Kamis, 23 Juli 2009

Adabiyat musyawarah

Hari itu, Sabtu sore tanggal 7 Syawwal tahun 3 H. Rasulullah saw dan para sahabatnya baru saja tiba dari bukit Uhud. Datang dengan membawa duka yang mendalam. Duka atas gugurnya 70 prajurit Madinah. 65 syuhada' dari Anshar, 4 syuhada' dari Muhajirin dan satu orang Yahudi yang juga ikut tewas dalam peristiwa itu. Salah seorang diantara 69 syuhada' itu adalah Hamzah bin Abdul Muttalib. Beliau sangat bersedih atas syahidnya sang paman dan saudara sesusuannya itu.

Saat itu berkembang berbagai versi tentang kenapa kaum muslimin 'kalah' dalam perang Uhud. Salah satu versi yang sangat perlu kita renungkan adalah berkembangnya 'isyu' yang mengatakan bahwa 'kekalahan' Uhud terjadi karena kaum muslimin lebih mengutamakan syuro (musyawarah) daripada pendapat Rasulullah saw.
Bukankah sebelum peristiwa Uhud terjadi, Rasulullah saw telah bermimpi. Dalam mimpinya, Rasulullah saw melihat sapi yang disembelih, melihat bagian yang tajam dari pedangnya rompal dan melihat bahwa beliau saw memasukkan tangannya ke dalam baju besi yang sangat kokoh?!

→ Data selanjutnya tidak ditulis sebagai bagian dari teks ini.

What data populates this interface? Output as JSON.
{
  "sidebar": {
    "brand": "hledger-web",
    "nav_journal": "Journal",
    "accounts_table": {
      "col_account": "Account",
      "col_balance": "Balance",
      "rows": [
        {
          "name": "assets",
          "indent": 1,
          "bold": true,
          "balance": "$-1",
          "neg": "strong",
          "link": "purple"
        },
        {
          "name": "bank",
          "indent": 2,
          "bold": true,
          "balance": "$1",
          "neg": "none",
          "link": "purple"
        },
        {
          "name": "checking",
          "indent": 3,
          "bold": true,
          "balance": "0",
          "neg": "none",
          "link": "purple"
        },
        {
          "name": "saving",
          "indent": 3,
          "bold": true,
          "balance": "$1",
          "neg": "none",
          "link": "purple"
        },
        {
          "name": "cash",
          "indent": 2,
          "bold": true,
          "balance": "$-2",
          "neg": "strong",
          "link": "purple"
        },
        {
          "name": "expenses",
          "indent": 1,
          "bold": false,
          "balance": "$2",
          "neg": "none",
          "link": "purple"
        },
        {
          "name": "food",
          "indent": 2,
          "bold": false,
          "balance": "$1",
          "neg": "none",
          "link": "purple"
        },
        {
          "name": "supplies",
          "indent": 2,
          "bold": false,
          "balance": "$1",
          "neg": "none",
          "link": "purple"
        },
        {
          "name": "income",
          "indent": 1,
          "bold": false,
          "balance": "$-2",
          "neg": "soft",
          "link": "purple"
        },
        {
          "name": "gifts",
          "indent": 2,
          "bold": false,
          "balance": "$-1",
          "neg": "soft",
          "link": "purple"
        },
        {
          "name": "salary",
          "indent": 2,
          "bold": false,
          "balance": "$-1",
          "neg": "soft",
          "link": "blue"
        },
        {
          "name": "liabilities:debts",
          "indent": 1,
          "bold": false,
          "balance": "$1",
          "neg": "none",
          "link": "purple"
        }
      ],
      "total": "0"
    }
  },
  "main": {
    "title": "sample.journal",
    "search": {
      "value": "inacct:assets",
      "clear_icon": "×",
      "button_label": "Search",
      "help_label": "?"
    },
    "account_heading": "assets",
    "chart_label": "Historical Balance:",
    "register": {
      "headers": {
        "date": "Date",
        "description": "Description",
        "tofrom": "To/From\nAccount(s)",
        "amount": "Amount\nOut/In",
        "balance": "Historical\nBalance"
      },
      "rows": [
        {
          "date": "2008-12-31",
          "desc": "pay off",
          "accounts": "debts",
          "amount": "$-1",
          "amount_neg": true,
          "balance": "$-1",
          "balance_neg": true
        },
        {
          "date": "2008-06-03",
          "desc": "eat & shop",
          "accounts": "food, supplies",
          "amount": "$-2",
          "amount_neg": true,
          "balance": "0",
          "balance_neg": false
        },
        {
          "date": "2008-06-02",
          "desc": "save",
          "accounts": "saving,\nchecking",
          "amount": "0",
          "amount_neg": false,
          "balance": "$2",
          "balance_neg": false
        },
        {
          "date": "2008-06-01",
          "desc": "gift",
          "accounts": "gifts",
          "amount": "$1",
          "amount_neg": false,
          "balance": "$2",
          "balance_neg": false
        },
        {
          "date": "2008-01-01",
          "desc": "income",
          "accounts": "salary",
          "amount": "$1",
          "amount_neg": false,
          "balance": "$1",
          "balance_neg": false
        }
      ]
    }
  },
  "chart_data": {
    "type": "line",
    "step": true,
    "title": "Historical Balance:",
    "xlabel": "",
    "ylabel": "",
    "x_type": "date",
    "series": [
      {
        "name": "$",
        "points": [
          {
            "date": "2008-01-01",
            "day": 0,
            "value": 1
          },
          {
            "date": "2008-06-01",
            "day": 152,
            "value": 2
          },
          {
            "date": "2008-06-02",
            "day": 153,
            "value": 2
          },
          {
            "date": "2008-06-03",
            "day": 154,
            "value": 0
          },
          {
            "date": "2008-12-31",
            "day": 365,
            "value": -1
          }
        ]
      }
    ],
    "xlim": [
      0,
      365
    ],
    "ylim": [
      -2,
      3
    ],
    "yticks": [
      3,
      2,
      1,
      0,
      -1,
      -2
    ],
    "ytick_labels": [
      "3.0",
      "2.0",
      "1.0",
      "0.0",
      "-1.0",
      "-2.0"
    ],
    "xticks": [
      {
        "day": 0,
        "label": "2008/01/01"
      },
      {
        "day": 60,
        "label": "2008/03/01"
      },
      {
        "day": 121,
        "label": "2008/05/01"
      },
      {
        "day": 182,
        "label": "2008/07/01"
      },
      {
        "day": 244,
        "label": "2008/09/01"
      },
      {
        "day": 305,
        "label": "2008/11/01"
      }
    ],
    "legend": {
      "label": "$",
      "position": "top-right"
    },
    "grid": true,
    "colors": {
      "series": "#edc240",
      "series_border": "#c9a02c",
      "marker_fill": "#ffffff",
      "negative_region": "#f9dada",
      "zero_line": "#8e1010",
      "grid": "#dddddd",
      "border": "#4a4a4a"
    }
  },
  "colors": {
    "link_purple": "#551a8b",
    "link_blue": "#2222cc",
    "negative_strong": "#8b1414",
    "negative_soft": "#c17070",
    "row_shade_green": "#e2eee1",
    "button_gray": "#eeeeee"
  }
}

Lalu, bukankah beliau saw telah menafsirkan mimpinya itu dengan mengatakan: "Sapi yang disembelih artinya akan ada beberapa sahabat beliau yang terbunuh, pedang yang rompal artinya akan ada seseorang dari keluarga beliau yang terbunuh, dan baju besi itu adalah Madinah?!
Bukankah ini berarti bahwa Rasulullah saw telah mengetahui akhir dari peperangan yang akan dijalani?!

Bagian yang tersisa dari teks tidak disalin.